El otro día me compré por Internet un pantalón para hacer ejercicio. Mi trabajo me exige quedarme sentada todo el santo día, así que me toca hacer como los hámsters y correr en una ruedita para no anquilosarme. El pantalón llegó por correo poco tiempo después. Era tan bonito como en la foto. Me lo medí y me miré al espejo. Hm. Mi trasero se veía como si en algunas partes le hubieran sacado cucharaditas. Probablemente debía devolver la prenda y comprar algo más acorde con mi realidad.

Sin embargo, el pantalón me gustaba mucho y yo me sentía particularmente terca respecto de mi compra; el problema era simplemente el cuerpo que lo rellenaba. Pero tal vez eso se podía arreglar. Con un poco de disciplina, posiblemente. Busqué en Internet remedios y ejercicios para eliminar esos huecos. Cepillarse la piel, pagar por unos masajes agresivos, echarse no sé qué cremas, comer tal cosa y beber tal otra, levantar pesas. A medida que avanzaba en mi investigación, la esperanza de hallar una cura se fue reduciendo. Vi fotos de muchas celebridades en bikini. Flacas, no tan flacas, musculosas. Todas con celulitis. Y si esta gente tiene todo el dinero del mundo para arreglarse lo que sea y el problema sigue ahí, pues debe ser que realmente no tiene solución. Recordé incluso un episodio de Dr. 90210 donde una actriz porno adicta a las cirugías plásticas se mandaba operar un hoyuelito que le salía en la parte trasera de su muslo y doctor le hacía una costura especial bajo la piel. Al final salía una toma de la actriz satisfecha con el resultado, alejándose en shorts por un terreno rocoso. El hoyuelito seguía ahí.

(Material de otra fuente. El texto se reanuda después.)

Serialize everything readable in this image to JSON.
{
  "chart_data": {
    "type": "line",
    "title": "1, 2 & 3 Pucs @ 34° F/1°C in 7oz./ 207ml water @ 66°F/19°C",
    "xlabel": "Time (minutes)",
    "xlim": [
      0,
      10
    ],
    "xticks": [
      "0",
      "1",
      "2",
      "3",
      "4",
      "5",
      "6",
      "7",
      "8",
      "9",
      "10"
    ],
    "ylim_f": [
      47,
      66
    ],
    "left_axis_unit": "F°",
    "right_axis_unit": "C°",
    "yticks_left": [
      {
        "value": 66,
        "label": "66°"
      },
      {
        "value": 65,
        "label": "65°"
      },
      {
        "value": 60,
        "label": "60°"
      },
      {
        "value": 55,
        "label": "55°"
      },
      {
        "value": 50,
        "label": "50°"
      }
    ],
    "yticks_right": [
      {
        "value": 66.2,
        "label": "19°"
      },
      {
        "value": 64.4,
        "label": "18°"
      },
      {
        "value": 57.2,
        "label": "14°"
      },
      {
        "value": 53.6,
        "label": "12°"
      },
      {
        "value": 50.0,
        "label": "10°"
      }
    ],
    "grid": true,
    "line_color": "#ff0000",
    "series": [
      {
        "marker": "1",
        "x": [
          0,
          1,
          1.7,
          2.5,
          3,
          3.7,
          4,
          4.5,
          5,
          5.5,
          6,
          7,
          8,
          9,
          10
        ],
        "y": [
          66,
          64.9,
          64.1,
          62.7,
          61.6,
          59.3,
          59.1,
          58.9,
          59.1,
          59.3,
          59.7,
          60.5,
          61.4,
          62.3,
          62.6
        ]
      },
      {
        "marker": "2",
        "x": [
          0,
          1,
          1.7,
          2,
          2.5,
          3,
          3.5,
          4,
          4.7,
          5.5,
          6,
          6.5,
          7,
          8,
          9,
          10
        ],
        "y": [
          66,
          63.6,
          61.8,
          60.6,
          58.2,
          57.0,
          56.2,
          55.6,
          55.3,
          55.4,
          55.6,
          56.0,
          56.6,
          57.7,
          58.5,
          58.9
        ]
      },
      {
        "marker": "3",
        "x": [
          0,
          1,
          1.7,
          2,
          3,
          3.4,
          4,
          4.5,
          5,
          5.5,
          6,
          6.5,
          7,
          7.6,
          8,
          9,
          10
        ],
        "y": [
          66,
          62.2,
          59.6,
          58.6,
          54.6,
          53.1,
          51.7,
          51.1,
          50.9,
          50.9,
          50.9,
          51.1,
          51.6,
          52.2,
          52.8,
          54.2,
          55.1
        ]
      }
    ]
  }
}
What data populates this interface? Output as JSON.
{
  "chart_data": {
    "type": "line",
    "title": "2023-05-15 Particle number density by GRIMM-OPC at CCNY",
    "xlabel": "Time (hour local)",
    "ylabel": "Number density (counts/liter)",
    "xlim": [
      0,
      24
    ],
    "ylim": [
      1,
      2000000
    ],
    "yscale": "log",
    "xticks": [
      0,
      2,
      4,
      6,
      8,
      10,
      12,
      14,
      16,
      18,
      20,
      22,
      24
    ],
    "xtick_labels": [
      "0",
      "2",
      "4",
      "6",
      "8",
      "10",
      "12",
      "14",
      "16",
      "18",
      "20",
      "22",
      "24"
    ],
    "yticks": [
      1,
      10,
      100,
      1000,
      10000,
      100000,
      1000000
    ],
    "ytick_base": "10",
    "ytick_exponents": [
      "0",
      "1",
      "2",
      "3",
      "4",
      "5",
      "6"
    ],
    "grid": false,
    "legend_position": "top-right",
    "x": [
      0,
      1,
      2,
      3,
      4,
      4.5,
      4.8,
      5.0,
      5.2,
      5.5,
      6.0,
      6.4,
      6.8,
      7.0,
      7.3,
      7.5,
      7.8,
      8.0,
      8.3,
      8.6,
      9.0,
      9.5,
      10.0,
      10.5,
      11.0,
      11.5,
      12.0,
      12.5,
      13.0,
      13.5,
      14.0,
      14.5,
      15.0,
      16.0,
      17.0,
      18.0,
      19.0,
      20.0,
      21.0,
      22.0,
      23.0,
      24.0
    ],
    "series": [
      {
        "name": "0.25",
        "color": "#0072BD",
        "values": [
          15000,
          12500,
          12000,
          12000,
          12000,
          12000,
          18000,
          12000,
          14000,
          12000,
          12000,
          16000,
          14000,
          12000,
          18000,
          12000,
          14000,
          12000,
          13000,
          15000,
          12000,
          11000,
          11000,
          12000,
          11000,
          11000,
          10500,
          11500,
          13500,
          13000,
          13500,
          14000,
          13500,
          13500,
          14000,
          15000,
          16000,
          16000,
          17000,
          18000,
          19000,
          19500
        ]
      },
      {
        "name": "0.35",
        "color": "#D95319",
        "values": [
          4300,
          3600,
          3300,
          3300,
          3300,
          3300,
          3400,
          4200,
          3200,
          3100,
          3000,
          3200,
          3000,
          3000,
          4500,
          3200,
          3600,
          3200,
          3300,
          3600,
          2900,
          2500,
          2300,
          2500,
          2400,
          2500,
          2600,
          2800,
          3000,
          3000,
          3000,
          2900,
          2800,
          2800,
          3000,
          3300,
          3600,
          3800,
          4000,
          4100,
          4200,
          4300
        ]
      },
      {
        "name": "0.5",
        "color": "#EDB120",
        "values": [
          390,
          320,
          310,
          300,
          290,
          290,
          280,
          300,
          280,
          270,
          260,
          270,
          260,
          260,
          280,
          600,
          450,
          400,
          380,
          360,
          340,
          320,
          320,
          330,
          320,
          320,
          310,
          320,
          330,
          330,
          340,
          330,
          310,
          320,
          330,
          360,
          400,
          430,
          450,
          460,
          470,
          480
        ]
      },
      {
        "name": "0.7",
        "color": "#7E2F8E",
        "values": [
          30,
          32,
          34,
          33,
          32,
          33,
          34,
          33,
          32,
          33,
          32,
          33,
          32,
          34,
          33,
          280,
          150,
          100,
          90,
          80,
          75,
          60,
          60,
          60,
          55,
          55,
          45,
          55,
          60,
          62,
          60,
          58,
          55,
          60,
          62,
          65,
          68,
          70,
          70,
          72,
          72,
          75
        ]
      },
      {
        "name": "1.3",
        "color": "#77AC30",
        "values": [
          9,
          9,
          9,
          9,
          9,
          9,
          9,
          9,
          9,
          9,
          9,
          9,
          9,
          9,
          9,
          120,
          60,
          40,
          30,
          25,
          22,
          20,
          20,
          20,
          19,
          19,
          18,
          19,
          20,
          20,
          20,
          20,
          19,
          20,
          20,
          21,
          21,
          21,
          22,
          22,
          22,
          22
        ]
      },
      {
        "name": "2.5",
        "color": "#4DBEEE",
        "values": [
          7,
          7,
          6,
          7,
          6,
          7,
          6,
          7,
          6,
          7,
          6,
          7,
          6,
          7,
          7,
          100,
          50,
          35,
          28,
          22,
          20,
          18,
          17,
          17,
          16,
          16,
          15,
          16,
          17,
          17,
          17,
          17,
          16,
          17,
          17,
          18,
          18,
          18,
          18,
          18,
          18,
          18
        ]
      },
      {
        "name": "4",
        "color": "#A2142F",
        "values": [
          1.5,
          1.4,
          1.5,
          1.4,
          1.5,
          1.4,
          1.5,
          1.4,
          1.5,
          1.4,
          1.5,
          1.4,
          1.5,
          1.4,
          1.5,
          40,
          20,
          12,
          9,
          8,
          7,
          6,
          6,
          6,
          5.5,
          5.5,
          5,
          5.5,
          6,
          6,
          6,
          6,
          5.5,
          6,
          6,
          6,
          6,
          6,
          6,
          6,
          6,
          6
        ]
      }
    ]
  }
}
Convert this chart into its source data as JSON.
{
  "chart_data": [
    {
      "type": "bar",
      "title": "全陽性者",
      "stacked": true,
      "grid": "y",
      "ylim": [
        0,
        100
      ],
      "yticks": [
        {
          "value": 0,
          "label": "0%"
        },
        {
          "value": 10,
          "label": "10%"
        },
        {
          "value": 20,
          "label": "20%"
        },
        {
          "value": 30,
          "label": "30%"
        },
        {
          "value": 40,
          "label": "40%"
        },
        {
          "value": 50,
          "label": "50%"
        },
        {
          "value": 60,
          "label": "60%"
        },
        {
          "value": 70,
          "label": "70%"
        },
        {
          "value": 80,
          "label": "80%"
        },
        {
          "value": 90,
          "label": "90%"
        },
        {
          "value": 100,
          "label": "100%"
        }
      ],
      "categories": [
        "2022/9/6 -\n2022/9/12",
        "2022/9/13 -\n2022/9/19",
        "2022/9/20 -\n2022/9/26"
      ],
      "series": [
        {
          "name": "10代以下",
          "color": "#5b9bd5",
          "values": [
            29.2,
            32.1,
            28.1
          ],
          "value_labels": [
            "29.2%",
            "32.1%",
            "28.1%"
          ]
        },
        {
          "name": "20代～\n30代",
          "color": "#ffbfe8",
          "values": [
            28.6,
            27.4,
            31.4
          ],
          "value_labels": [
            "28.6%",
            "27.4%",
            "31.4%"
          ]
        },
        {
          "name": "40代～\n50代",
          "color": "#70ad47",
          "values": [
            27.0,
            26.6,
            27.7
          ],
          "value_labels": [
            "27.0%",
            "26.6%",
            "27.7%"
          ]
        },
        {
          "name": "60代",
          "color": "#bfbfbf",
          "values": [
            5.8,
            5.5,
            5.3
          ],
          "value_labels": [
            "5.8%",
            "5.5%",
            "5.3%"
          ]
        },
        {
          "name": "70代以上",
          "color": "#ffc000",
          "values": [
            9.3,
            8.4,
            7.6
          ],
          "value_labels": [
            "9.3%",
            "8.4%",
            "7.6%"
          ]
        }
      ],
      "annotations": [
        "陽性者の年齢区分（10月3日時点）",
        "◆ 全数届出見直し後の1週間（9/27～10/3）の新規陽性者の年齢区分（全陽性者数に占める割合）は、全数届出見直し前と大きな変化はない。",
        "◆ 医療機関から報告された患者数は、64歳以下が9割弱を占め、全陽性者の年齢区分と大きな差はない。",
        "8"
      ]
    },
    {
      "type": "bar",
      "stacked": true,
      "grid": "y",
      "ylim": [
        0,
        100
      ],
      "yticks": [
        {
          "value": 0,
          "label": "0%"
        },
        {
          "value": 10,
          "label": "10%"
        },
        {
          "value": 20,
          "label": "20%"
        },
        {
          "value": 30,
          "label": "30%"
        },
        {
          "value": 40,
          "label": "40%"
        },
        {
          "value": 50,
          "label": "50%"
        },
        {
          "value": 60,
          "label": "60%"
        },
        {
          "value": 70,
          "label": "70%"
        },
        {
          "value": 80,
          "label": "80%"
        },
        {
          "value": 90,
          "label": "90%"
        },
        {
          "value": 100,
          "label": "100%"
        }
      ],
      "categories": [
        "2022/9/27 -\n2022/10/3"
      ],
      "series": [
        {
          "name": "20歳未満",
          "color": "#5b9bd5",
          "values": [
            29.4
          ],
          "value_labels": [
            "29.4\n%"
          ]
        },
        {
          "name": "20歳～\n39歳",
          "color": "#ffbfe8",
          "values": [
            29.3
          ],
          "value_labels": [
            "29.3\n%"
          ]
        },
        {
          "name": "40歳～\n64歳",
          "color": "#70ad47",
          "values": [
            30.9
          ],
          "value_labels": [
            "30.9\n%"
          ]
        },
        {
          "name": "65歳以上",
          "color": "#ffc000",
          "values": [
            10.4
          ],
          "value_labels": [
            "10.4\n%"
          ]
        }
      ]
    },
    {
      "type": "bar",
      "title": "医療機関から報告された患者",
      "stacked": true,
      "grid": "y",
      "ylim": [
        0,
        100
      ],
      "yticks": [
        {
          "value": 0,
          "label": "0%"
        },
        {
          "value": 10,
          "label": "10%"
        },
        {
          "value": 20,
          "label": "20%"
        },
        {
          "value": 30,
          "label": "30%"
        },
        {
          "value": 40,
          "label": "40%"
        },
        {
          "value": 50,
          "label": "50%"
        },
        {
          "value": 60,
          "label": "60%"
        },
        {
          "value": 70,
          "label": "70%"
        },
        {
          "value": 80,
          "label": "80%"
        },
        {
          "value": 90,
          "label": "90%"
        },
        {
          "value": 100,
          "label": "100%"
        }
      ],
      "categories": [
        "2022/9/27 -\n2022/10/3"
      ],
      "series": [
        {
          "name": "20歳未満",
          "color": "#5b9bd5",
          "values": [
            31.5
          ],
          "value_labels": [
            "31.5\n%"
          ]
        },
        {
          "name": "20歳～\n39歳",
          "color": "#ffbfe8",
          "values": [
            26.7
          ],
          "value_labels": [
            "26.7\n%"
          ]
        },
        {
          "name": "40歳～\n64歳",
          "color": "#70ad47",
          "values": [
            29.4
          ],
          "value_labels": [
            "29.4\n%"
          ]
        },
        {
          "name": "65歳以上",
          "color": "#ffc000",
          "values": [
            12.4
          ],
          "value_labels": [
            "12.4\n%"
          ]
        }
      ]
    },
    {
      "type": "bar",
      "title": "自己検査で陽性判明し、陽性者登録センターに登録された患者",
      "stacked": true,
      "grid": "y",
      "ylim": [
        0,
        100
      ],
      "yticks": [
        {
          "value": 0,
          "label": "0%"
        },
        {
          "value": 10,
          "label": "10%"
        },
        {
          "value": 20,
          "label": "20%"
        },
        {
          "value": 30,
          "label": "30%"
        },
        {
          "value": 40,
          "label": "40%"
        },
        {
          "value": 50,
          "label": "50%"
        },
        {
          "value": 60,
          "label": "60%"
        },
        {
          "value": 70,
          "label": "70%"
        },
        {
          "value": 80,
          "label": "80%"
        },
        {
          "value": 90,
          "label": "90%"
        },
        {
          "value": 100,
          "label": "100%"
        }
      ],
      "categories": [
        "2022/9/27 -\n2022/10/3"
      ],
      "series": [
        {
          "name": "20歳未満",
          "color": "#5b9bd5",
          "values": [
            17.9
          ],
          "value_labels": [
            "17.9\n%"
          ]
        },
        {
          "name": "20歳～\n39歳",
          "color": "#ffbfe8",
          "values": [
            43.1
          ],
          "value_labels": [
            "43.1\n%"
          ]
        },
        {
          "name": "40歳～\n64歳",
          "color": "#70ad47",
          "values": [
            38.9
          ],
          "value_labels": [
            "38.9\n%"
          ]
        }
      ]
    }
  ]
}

Más del 90% de las mujeres tenemos celulitis. Entonces, ¿por qué debo sentirme mal? ¿Por qué debo esclavizarme en la búsqueda de una solución que no existe para un problema que no lo es? ¿Por qué debería esconderme como si fuera un monstruo? A este paso, todas las mujeres tendrían que taparse y sentirse avergonzadas. Y claro, muchas lo hacen. No es noticia que la industria de la belleza vive de vender lo normal como error de la naturaleza (¡o error de uno mismo al negarse a usar los productos redentores!). Las revistas de chismes hablan de “los peores cuerpos para la playa” y escrutan hasta el último centímetro de mujeres que se están dando el lujo de pasar tiempo en un buen balneario. Como si uno tuviera que ganarse ese derecho. Los medios andan diciéndonos que aún en pleno descanso tenemos que hacer lo posible por no dañarles el paisaje a los demás vacacionistas con nuestras abominables masas gelatinosas. Las mujeres debemos sacrificarnos por el bien de las miradas que nos acechan. El premio de quienes sufren es atraer más miradas.

Pero bah, yo digo que al diablo con todo eso. Yo lo que quiero es hacer ejercicio con ropa chévere y estoy en todo mi derecho porque sí. Abandoné la búsqueda y las preocupaciones y me quedé con el pantalón. Es cómodo y me gusta como se ve: no hay nada más acorde con mi realidad que eso.